|
Origine : http://www.changement-egalite.be/spip.php?article595
Gérard Mendel est décédé, il y a quelques
mois. En novembre 2003, à Charleroi, un millier d’enseignants
l’écoutaient, lors d’un colloque sur l’autorité
à l’école.
Psychanalyste, Mendel a cherché à comprendre la société
à la lumière de cette discipline et en en fondant
une nouvelle : la sociopsychanalyse. Auteur prolixe - près
d’un livre par an depuis 1968 - il a résumé
son message dans trois ouvrages récents. [1] À qui
ne peut en lire qu’un, je conseille Pourquoi la démocratie
est en panne - Construire la démocratie participative où
les conclusions pratiques sont les plus explicites.

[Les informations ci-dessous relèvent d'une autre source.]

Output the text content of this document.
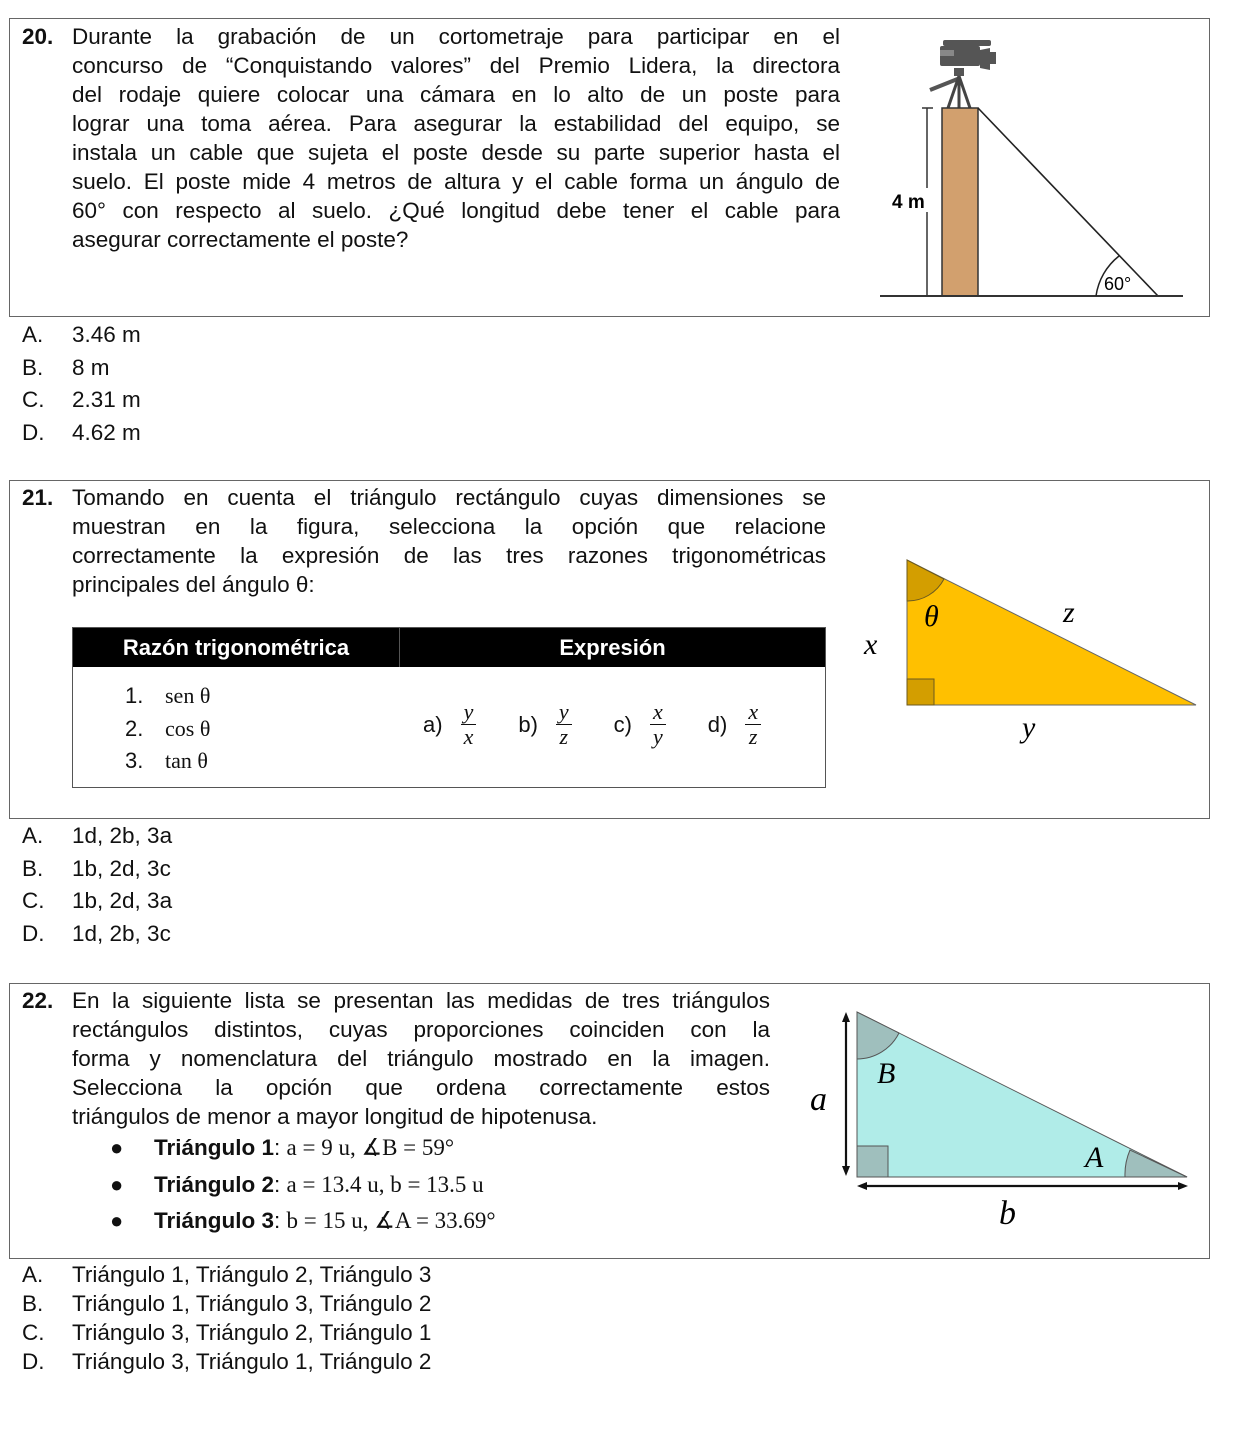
20. Durante la grabación de un cortometraje para participar en el
concurso de “Conquistando valores” del Premio Lidera, la directora
del rodaje quiere colocar una cámara en lo alto de un poste para
lograr una toma aérea. Para asegurar la estabilidad del equipo, se
instala un cable que sujeta el poste desde su parte superior hasta el
suelo. El poste mide 4 metros de altura y el cable forma un ángulo de
60° con respecto al suelo. ¿Qué longitud debe tener el cable para
asegurar correctamente el poste?
4 m
60°
A. 3.46 m
B. 8 m
C. 2.31 m
D. 4.62 m
21. Tomando en cuenta el triángulo rectángulo cuyas dimensiones se
muestran en la figura, selecciona la opción que relacione
correctamente la expresión de las tres razones trigonométricas
principales del ángulo θ:
Razón trigonométrica	Expresión
1. sen θ
2. cos θ
3. tan θ
$a) \frac{y}{x} b) \frac{y}{z} c) \frac{x}{y} d) \frac{x}{z}$
θ	z
x
y
A. 1d, 2b, 3a
B. 1b, 2d, 3c
C. 1b, 2d, 3a
D. 1d, 2b, 3c
22. En la siguiente lista se presentan las medidas de tres triángulos
rectángulos distintos, cuyas proporciones coinciden con la
forma y nomenclatura del triángulo mostrado en la imagen.
Selecciona la opción que ordena correctamente estos
triángulos de menor a mayor longitud de hipotenusa.
● Triángulo 1: a = 9 u, ∡B = 59°
● Triángulo 2: a = 13.4 u, b = 13.5 u
● Triángulo 3: b = 15 u, ∡A = 33.69°
B
A
a
b
A. Triángulo 1, Triángulo 2, Triángulo 3
B. Triángulo 1, Triángulo 3, Triángulo 2
C. Triángulo 3, Triángulo 2, Triángulo 1
D. Triángulo 3, Triángulo 1, Triángulo 2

Pour lui, avoir de l’autorité sur quelqu’un,
c’est évoquer, dans l’inconscient de celui-ci,
l’image de son père. C’est ce que fait
le policier qui verbalise, l’enseignant, pour maintenir une
discipline en classe ou le formateur, pour essayer de convaincre
l’enseignant de l’excellence de la dernière réforme.
Or cette autorité se défait depuis quelques décennies,
à travers toute la société. Mendel ne s’en
plaint pas. Car l’autorité étouffe, chez ceux
qui s’y soumettent, un autre pouvoir : le pouvoir sur l’acte,
c’est-à-dire le fait de maîtriser les ressources
indispensables pour travailler ou agir efficacement et de pouvoir
consacrer ce travail à des fins auxquelles on adhère.
En effet, le travailleur - ou le militant de base - qui cherche
à développer son pouvoir sur ses actes, risque souvent
d’entrer en conflit avec ses chefs qui sont porteurs d’autorité,
même s’ils sont élus.
Ce pouvoir sur l’acte ne peut se conquérir que collectivement
: dans le collectif de ceux qui travaillent au même but et
dans les mêmes conditions. La démocratie représentative
ne suffit pas à concrétiser ce pouvoir. Il faut y
ajouter une démocratie participative : non pas une négociation
entre les délégués des différentes catégories
d’acteurs en présence au sein d’une même
institution (négociation utile aussi et cependant insuffisante)
mais la participation, dans chacune de ces catégories, de
tous les individus à l’élaboration d’un
discours commun.
Mendel et ses disciples ont appliqué ce principe dans l’école,
en développant le « dispositif d’expression collective
des élèves » : ceux-ci, avec l’aide d’un
médiateur, rédigent ensemble un message aux enseignants
de l’école ; et ces derniers répondent, ensemble
aussi et aidés par le médiateur. Dans le va-et-vient
entre les deux groupes, on passe des plaintes aux demandes puis
aux engagements : un exercice de communication non violente en quelque
sorte, mais entre des groupes définis par des rôles
et des conditions de travail partagés.
Voilà une forme de démocratie dans l’école
qui est probablement complémentaire de la pédagogie
institutionnelle. Par celle-ci, l’enfant apprend la démocratie
directe, en gérant des conflits entre élèves,
tandis que le dispositif proposé par Mendel permet de gérer
les conflits entre un ensemble d’adolescents et leurs professeurs,
tout en apprenant la démocratie participative.
Notes
[1] Une histoire de l’autorité, paru en 2002, Pourquoi
la démocratie est en panne, en 2003, et Construire le sens
de sa vie, en 2004, Ed. La Découverte.